Geriye dönüp baktığında hayatında keşke dediği bir şey olup olmadığı sorusu yöneltilen Neslihan, “Açıkçası yok. Hepsini dolu dolu yaşadığımızı düşünüyorum. Çok ufak yaşta başladım, 20 senedir bu işi yapıyorum. Arkadaş ortamım spor hayatım oldu. Ailemden uzak kaldım. Son 1,5 senedir evliyim. Evlenince artık antrenörüm eşim oldu. Her şeyi bir şekilde sporla yürütmeyi öğrendik. Ona adapte etmeyi öğrendik. Onun için hiç sorun olmadı ve ‘böyle olsaydı, böyle yaşasaydık’ demiyorum. Çünkü baktığımda arkada çok güzel başarılar biriktirdik.” diye konuştu.
Neslihan, spordan arta kalan zamanı nasıl değerlendirdiği konusunda şunları söyledi:
“Açıkçası çok yoruluyoruz. Boşluk buldum mu eve gidip köpeğimizle vakit geçirmeye çalışıyorum. Çünkü ister istemez şöyle oluyor: Günde çift antrenman yapıyorum. Ertesi günü düşünmek zorundayım. Eve gidip yemek yapmak zorundayım.
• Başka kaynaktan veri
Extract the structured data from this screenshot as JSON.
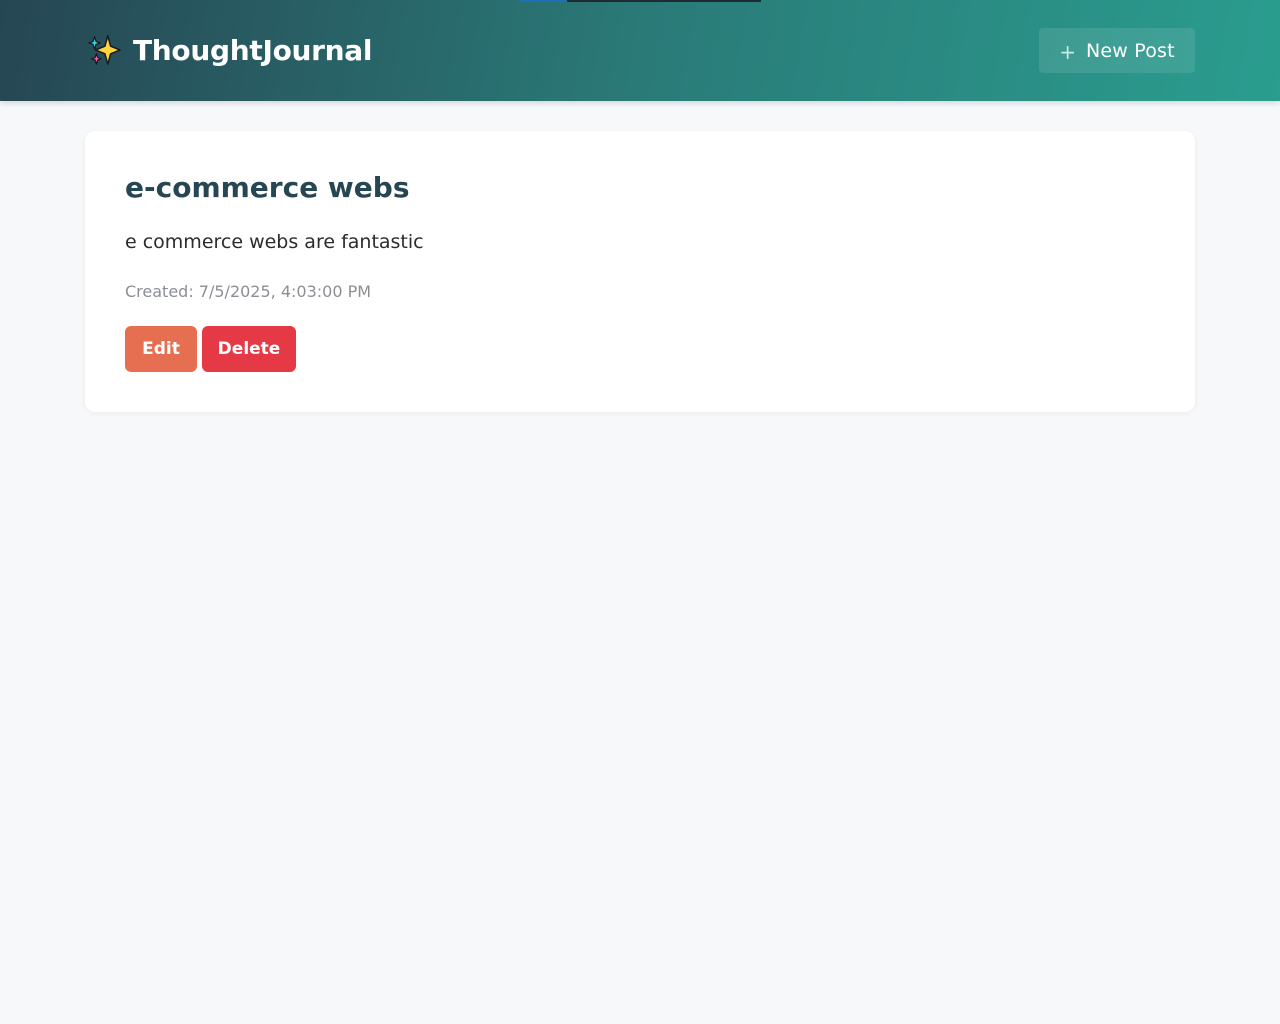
{
  "app": {
    "title": "ThoughtJournal",
    "logo_icon": "sparkles-icon"
  },
  "header": {
    "new_post_icon": "plus-icon",
    "new_post_symbol": "+",
    "new_post_label": "New Post",
    "loading_progress": 0.2
  },
  "posts": [
    {
      "title": "e-commerce webs",
      "content": "e commerce webs are fantastic",
      "created": "Created: 7/5/2025, 4:03:00 PM",
      "edit_label": "Edit",
      "delete_label": "Delete"
    }
  ],
  "colors": {
    "header_gradient_start": "#264653",
    "header_gradient_end": "#2a9d8f",
    "title": "#264653",
    "edit_button": "#e76f51",
    "delete_button": "#e63946",
    "background": "#f7f8fa",
    "meta_text": "#8b8f94"
  }
}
Böyle bir döngü içindeyim. Ekstra aslında arkadaşlarımla görüşmek dışında farklı bir şey yapmıyorum.”
Spor eğitmenliği yapmayı planlıyor
Neslihan, spor dışında hayata geçirmeyi planladığı bir proje bulunup bulunmadığına ilişkin soruya “Eşim eski basketbolcu ve spor salonu var. Orayı işletiyor, eğitmenlik yapıyor. Açıkçası ben de birazcık bu yola girmek istiyorum. Geçmişte bilinçli değildik ve benim için her şey badminton odaklıydı. Beden eğitimi bölümünü okudum ve öğretmenlik yapıyorum şu an. Artık bu kulvardan biraz uzaklaşıp eğitim vermek, sporcularla çalışmak gibi bir hedefim var. Fitness olabilir, kondisyonerlik olabilir. Buna ufak ufak başlamak istiyorum.” cevabını verdi.
Neslihan, badmintona başlamak isteyen genç sporcu adaylarına “Öncelikle ne istediklerini bilmeliler. Sahaya girdiklerinde ‘ne istiyoruz, burada mutlu muyuz, hedefimiz ne’ sorularını sormalılar. İlla bir başarı kazanmak zorunda değiliz, uzun bir serüven çünkü bu. Düşebiliriz, yenilgiler de olabilir ama asla pes etmemeliler. Kalplerinin sesini dinlesinler.” tavsiyesinde bulundu.